Figure 1 is a plan view showing an example of a magnetic disk cassette that can be used in the present invention, Figure 2 is an exploded perspective view of the same cassette, Figure 3 is a partially sectional side view of the same cassette, and Figure 4 is the present invention. Fig. 5 is a plan view showing the upper cover in the above embodiment, Fig. 6 is an exploded perspective view showing the cassette holder part in the above embodiment, and Fig. 7 is a side view showing the above embodiment. 8 is a side view showing different operating modes of the above embodiment according to FIG. 4, FIG. 9 is a plan view showing different operating modes of the above embodiment according to FIG. 7, and FIG. 11 is a plan view of the cam body, FIG. 12 is a developed view of the cam edge of the cam body, and FIG. Fig. 13 is a plan view showing the annular gear in the above embodiment, Fig. 14 is a sectional view taken along the line B-B in Fig. 10, and Fig. 15 is a plan view showing the annular gear used in the rotation conversion means portion in the above embodiment. 16 is a plan view of the magnetic head moving mechanism in the above embodiment, FIG. 17 is an exploded perspective view of the magnetic head support mechanism in the above embodiment, and FIG. 18 is an exploded perspective view of the control mechanism in the above embodiment. 17
19 is a plan view of the magnetic head support mechanism portion, FIG. 20 is an enlarged side view of a part of the cam body, and FIG. 21 is a sectional view of the same cam.
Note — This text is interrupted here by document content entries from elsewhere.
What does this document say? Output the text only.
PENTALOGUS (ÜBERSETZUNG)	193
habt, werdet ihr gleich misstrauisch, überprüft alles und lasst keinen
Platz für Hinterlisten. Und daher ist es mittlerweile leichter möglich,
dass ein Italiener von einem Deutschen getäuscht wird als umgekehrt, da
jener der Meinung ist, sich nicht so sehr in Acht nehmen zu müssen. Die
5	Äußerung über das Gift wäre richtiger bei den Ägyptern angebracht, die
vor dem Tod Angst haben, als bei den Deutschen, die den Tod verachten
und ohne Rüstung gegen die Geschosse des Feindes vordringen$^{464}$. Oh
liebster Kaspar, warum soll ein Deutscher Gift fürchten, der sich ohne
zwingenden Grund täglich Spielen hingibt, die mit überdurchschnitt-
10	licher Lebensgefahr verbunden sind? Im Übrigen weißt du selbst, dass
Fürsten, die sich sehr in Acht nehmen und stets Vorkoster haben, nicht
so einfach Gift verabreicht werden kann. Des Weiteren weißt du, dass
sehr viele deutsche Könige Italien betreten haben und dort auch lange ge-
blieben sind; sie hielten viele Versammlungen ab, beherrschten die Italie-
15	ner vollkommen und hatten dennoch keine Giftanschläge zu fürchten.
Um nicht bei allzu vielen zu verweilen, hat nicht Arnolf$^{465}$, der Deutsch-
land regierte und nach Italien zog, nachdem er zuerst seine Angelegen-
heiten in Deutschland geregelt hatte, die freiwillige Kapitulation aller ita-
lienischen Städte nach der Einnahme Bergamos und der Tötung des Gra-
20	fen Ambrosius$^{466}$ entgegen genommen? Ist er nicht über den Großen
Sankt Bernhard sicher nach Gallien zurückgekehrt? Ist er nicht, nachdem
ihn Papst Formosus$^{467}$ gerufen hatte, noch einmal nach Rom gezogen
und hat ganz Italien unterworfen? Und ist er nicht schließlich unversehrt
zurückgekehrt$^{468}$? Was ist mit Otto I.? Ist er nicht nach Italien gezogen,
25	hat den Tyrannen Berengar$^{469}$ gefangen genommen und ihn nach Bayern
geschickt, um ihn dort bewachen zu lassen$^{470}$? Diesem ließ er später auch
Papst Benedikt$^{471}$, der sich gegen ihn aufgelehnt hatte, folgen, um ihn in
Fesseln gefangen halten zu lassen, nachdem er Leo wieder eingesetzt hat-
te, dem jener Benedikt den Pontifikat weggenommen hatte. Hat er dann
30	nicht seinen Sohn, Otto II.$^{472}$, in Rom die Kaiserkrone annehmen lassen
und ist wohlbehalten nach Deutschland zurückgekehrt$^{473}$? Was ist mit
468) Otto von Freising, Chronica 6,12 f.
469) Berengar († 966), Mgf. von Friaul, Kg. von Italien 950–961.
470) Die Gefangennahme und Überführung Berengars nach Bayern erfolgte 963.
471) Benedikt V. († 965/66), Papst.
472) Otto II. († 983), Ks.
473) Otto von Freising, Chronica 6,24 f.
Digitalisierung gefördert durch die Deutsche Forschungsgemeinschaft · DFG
It is a longitudinal cross-sectional view of the body. 105... Spindle hub, 109... Cam body as a rotating body, 110... Cam groove having a cam surface, 112... Locking recess as a detection part, 136
... Reference detection section, 140, 141, 142 ... Switch contact piece constituting the detection means, 150 ... Upper carriage constituting the head carriage, 151
. . . Lower carriage constituting the head carriage, 154 . . . Head.

Claims (1)

[Claims for Utility Model Registration] A rotating body supported coaxially with a spindle hub, a cam surface provided on the rotating body whose diameter changes stepwise, and a disk that moves in the radial direction by the cam surface. a head carriage; a detection section having continuous unevenness formed around the rotating body in correspondence with the number of stages of the cam surface; a reference detection section formed in a shape different from the unevenness of the detection section at a position corresponding to the reference position; and a detection means for detecting the reference detection section and counting the number of detection sections to control the head feed amount. and an engaging member that engages with the uneven detection portion to rotationally position the rotating body.